I cannot honestly believe that Dr Nikki Williams (Viewpoint NDL August 11) could possibly compare the agricultural resources, or for that matter the productivity of the Liverpool Plains to a small purpose built experimental vineyard in a coal mining area of the Hunter Valley.
Has anyone ever taken the time to see the difference between the soils required to grow grapes and those of the prime cereal crops of New South Wales?
It is like comparing peas to the Pope; they have absolutely no relationship whatsoever!

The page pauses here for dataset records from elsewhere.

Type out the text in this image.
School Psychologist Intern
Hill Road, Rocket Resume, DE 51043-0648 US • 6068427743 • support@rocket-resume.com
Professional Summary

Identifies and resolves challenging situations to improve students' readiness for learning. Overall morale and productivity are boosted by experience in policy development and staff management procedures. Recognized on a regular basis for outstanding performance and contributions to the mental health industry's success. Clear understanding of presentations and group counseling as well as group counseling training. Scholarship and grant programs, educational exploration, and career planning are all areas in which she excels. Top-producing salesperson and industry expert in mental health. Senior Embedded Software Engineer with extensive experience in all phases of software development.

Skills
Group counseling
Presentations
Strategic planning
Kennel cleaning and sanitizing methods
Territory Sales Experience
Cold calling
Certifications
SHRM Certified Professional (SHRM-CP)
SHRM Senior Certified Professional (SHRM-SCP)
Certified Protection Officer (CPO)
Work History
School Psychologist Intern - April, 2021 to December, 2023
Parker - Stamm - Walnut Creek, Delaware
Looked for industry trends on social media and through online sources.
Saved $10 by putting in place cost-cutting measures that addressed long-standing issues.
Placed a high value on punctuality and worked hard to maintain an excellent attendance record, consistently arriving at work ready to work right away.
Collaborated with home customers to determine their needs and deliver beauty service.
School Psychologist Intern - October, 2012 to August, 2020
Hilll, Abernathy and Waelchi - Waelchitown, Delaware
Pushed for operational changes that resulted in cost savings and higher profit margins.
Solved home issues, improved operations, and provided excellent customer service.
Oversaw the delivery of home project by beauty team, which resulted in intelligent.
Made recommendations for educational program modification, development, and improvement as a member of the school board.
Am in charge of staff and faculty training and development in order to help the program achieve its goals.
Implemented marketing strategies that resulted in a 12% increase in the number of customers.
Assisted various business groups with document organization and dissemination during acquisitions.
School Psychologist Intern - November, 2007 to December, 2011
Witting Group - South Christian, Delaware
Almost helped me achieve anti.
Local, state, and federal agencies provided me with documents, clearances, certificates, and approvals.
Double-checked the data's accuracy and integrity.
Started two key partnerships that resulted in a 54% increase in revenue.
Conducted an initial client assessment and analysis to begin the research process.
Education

The mining industry is a significant employer in regional New South Wales, so too is the rural
sector.
You do not have to drive very far down the Hunter Valley in NSW to see the damage that mining does to the environment. Large scale mining in the Hunter Valley has really got under way in earnest in the last fifty years. Agriculture has been on the Liverpool Plains for the last 170 years. Do we see the total despoliation those fertile Hunter river flats as the way forward for the future?
In the Caroona coal project all the landholders are asking for is an independent catchment-wide study of the water structure of the region. In the past mining companies go into an area and the way that they remedy damage to the environment is with the cheque book to pay out the farmer and move him off his land? Do we think that this is co-existing?
I am not sure where these people think that we are going to safely grow the food to feed us into the next century!